İzmir Devlet Opera ve Balesi sezonu Bornova Kültür Sanat Merkezinde sahnelenen “La Traviata” Operasıyla açıyor. Giuseppe Verdi’nin dünyada en çok sahnelenen ve beğenilen operasını efsane yönetmen Carlos Vilan sahneye koyuyor. Giuseppe Verdi'nin bestelediği, Francesco Maria Piave'nin librettosunu yazdığı üç perdelik opera, Alexandre Dumas' nın 1848 yılında yazdığı “Kamelyalı Kadın” (La Dame Aux Camelias) romanından opera sahnesine uyarlanmıştır. Dünya prömiyeri 16 Mart 1853’de Venedik'te, Teatro la Fenice’de yapılan “La Traviata”, Türkiye’de ilk defa Ankara’da 1954 yılında oynanıyor. Eser, İzmir’de ise ilk defa 1985 yılında Elhamra Sahnesinde sergileniyor. Özellikle dünyanın dört bir yanında verilen konserlerde, sevilen aryaları “Libiamo ne' lieti calici” ve “Un dì, felice, eterea” sayısız kez seslendirilmiştir. Operanın başlıca karakterleri Violetta Valéry , Giorgio Germont, Alfredo Germont ve eserin öyküsü sonradan çekilen bir çok filme ve yazılan esere ilham kaynağı olmuştur. Başrollerini Eylem Demirhan Duru, Evren Işık, Burçin Savigne, Erdem Erdoğan, Levent Gündüz, Aydın Uştuk, İnanç Makinel, Tamer Peker, Cengiz Sayın, Nazlı Alptekin, Melisa Özdemir, Ayşe Özmen, Eda Çapanoğlu, Evrim Özülgen, Burak Dabakoğlu, Murat Direk, Christopher Gagliardo, Cihan Özmen, Nejad Beğde, Doğukan Özkan, Soner Yıldırım, Burak Bardakcılar, Başar Ünal, Mehmet Deren Eladağ, Muzaffer Soydan paylaştığı eserde İzmir Devlet Opera ve Balesi Orkestrasını başarılı şef Tulio Gagliardo yönetiyor. 19. Yüzyıl Paris yaşantısından zengin bir kesitin yansıtıldığı eserde dekor tasarımı Kaan Güreşçi’ye kostümler ise Gülay Korkut Dinç’e ait. La Traviata, zengin dekoru, göz alıcı kostümleri, kalabalık sanatçı kadrosuyla seyircinin büyük beğenisini kazanıyor.

Hikayede toplum kurallarına uymadığı için toplum tarafından dışlanan Violetta’nın aşkla hayata tutunma çabasını anlatır.
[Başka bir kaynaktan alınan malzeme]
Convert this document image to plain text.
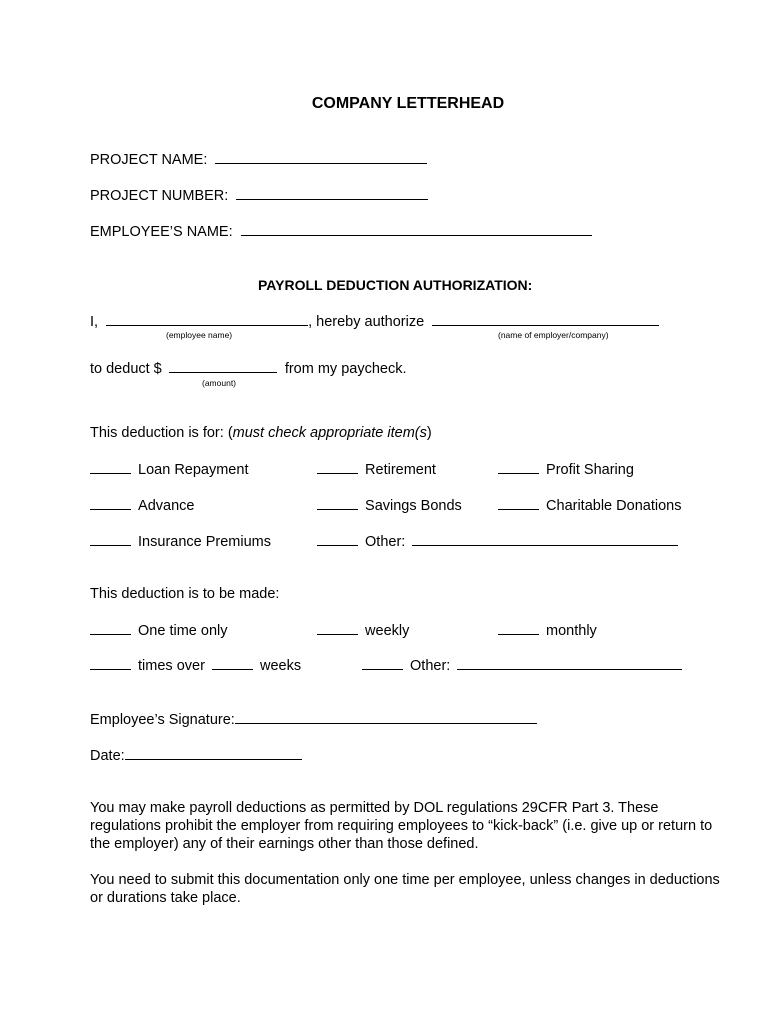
COMPANY LETTERHEAD
PROJECT NAME:
PROJECT NUMBER:
EMPLOYEE’S NAME:
PAYROLL DEDUCTION AUTHORIZATION:
I,	, hereby authorize
(employee name)	(name of employer/company)
to deduct $	from my paycheck.
(amount)
This deduction is for: (must check appropriate item(s)
Loan Repayment	Retirement	Profit Sharing
Advance	Savings Bonds	Charitable Donations
Insurance Premiums	Other:
This deduction is to be made:
One time only	weekly	monthly
times over	weeks	Other:
Employee’s Signature:
Date:
You may make payroll deductions as permitted by DOL regulations 29CFR Part 3. These regulations prohibit the employer from requiring employees to “kick-back” (i.e. give up or return to the employer) any of their earnings other than those defined.
You need to submit this documentation only one time per employee, unless changes in deductions or durations take place.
Sözde göz kamaştıran bir yaşantının ardında ölmekte olan ve yapayalnız bir kadının gerçeği vardır. La Traviata Operasını çekici kılan eserdeki karakterlerin, insan doğasını bütün gerçekliğiyle yansıtmayı başarmasıdır. Verdi bu eserde gündelik hayata dair bir konuyu opera sahnesine taşırken toplumun değer yargılarını irdeleyerek o zamana kadar hiçbir bestecinin cesaret edemediği bir şey yapmış, gerçekçi bakış açısıyla devrimsel bir düşünceyi opera sahnesine taşımıştır. La Traviata’nın ışık tasarımı ve eserde kullanılan görsel katkılar eserin dramatik yapısını güçlendiriyor. Özellikle ilk perdede parti sahnesinde evin dışında dans eden çiftler görsel anlamda olaya derinlik katıyor. Arka planda beliren dolunay ve gece görüntüsü eserin duygusal yönünü güçlendirirken bir rüya atmosferi yaratıyor. Güçlü ışık tasarımında Müfit Özbek’in imzası var.
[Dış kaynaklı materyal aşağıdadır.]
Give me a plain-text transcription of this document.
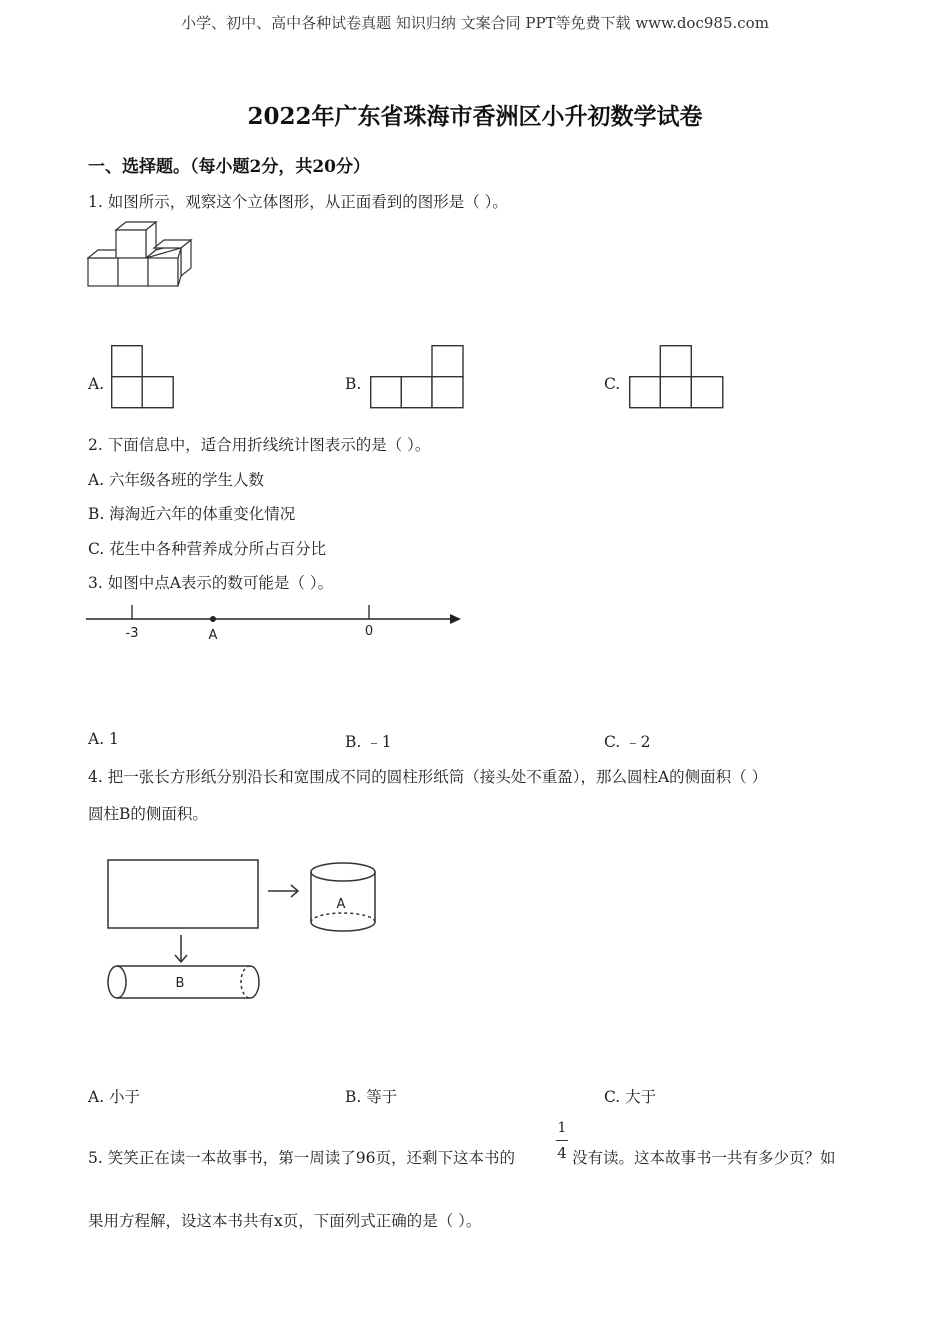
小学、初中、高中各种试卷真题 知识归纳 文案合同 PPT等免费下载 www.doc985.com
2022年广东省珠海市香洲区小升初数学试卷
一、选择题。（每小题2分，共20分）
1. 如图所示，观察这个立体图形，从正面看到的图形是（ ）。
A.	B.	C.
2. 下面信息中，适合用折线统计图表示的是（ ）。
A. 六年级各班的学生人数
B. 海淘近六年的体重变化情况
C. 花生中各种营养成分所占百分比
3. 如图中点A表示的数可能是（ ）。
-3	A	0
A. 1	B. ﹣1	C. ﹣2
4. 把一张长方形纸分别沿长和宽围成不同的圆柱形纸筒（接头处不重盈），那么圆柱A的侧面积（ ）
圆柱B的侧面积。
A
B
A. 小于	B. 等于	C. 大于
5. 笑笑正在读一本故事书，第一周读了96页，还剩下这本书的
1
4 没有读。这本故事书一共有多少页？如
果用方程解，设这本书共有x页，下面列式正确的是（ ）。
Özellikle İzmir Devlet Opera ve Balesi Orkestrası eserin seslendirilmesinde çok başarılı bir rol oynuyor. Orkestrayı, orkestranın başarısında büyük pay sahibi olan deneyimli şef Tulio Gagliardo yönetiyor. İzmir Devlet Opera ve Balesi Korosunun bu kadar iyi bir iş çıkarmasında koro şefi Orhan Öner Özcan’ın etkisi tartışılmaz. Eserde solist sanatçıları olağanüstü güzellikteki sesleriyle dikkat çekiyorlar. Ses renkleri, ses kaliteleri ve sahne hakimiyetleriyle eserin dramatik yapısını ustalıkla sahneye yansıtıyorlar. La Traviata Operası çok emek verilmiş, üzerinde çok çalışılmış, zengin bir sanatçı kadrosunun yer aldığı görkemli bir eser. Sezon boyunca Bornova Kültür Sanat Merkezinde sahnelenecek olan La Traviata Operası mutlaka görülmesi gereken güzel bir çalışma.